OSBORNE, JOHN. First entered into the bookselling trade in 1711, when he was a partner with T. Varnam. By 1720 he was working independently at the Oxford Arms in Lombard Street, though by 1725 he had taken his son-in-law, Thomas Longman, as a partner, and they set up a joint business at the Ship in Paternoster Row. In 1730 he advertises from premises "Near the Dock Head in Southwark," but this must have been a branch shop, for it is evident that he was still trading also at his old establishment in Paternoster Row.
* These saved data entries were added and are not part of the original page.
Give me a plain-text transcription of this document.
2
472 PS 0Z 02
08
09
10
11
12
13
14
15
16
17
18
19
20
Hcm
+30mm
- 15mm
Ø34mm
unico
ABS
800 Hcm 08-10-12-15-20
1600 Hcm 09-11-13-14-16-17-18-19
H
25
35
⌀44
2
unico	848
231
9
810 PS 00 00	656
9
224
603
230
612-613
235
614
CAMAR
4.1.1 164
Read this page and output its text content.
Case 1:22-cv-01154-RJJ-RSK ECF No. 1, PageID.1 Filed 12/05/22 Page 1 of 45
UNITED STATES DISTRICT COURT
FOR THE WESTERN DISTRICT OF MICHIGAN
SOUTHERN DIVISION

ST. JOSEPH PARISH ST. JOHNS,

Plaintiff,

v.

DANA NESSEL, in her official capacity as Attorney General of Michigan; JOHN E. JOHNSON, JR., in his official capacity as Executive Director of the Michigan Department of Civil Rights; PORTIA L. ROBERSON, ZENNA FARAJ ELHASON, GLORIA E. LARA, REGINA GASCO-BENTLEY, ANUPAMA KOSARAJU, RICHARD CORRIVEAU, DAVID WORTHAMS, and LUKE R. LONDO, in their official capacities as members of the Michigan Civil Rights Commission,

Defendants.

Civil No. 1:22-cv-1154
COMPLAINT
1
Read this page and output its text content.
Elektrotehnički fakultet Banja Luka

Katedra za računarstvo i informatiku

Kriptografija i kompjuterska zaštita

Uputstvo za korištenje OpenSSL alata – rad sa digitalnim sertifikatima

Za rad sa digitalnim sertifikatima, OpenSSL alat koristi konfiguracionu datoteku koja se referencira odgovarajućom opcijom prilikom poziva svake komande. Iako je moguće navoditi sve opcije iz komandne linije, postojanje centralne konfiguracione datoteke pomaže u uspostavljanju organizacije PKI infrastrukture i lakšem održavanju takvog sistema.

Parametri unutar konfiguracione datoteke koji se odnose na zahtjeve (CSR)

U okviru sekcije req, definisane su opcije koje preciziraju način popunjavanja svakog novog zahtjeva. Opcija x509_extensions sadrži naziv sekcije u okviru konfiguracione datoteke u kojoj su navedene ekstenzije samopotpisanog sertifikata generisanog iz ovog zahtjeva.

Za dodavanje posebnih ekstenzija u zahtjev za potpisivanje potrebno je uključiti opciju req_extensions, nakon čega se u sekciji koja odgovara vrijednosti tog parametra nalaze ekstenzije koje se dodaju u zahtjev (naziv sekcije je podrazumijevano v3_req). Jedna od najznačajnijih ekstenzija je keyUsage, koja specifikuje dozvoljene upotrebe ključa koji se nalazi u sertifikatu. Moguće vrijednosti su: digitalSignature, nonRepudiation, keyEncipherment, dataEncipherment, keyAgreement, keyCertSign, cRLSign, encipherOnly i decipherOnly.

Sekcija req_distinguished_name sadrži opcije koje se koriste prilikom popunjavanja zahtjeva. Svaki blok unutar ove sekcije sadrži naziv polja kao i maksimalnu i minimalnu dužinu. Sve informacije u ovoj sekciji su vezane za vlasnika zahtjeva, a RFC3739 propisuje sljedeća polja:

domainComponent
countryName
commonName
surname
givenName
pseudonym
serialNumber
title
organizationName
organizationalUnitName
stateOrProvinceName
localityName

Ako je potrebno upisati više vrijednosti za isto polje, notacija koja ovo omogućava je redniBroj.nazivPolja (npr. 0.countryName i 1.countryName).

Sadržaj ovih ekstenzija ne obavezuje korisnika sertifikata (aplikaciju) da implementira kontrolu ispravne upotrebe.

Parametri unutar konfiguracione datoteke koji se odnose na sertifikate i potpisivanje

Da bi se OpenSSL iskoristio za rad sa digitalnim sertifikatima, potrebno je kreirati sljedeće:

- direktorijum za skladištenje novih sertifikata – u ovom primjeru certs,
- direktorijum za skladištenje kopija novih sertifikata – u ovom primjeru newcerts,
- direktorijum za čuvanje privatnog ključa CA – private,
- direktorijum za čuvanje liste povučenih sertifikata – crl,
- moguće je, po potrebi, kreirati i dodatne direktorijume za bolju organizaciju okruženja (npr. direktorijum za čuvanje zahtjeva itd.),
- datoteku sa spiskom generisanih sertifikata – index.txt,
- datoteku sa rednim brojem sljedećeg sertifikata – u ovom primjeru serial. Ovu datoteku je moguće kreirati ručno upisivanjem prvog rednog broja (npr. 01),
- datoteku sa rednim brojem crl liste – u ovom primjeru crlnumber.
Osborne was Warden of the Stationers' Company in 1734, and Master in 1735, and during his term of office in 1734 he gave the fraternity a gift of £20. He died on March 13, 1739, and seems to have been succeeded by a son John, for in 1741 a J. Osborne, Junr., was advertising from Paternoster Row. This may have been the John Osbome whose death Nichols records in 1775.

—Frederick T. Wood, 26 September 1931

 

OSBORNE, JOHN. There were probably four John Osborns, or Osbornes, within our period. I think DR. WOOD has merged the records of two of them (Nos. 1 and 3) and omitted one entirely. The identities of these four have not been completely disentangled, but some correspondence between Mr. C. J. Longman and Mr. G. Morey Miller, on "The Publisher of 'Pamela'," which appeared in The Times Lit. Sup., 31 July and 28 Aug., 1930, brought certain information to light and Mr. Longman has kindly supplemented this by private correspondence. So far as I have been able to identify these John Osborns they appear to be:—

(1) Of St. Saviour's Dockhead, and later of Paternoster Row.
(2) Of Paternoster Row, (?) son of above.
(3) Of Lombard Street, and later of Paternoster Row.
(4) Son of No. 3.

...

No. 3. This John Osborn, having been apprenticed to Thomas Guy, was in partnership with Thomas Varnam (nephew and successor of Thomas Guy) at the Oxford Arms in Lombard Street in 1711. In 1724 Thomas Longman (q.v.) married Osborn's daughter, and the following year Osborn and Longman were partners at the Ship in Paternoster Row. This John Osborn died 13 March, 1734 (Gentleman's Magazine, 1734, p. 164), so it was not he who was Master of the Stationers' Company in 1735, as stated by Nichols and Timperley, and repeated by Plomer and Dr. WOOD. (I am informed that the Master in that year was William Mount).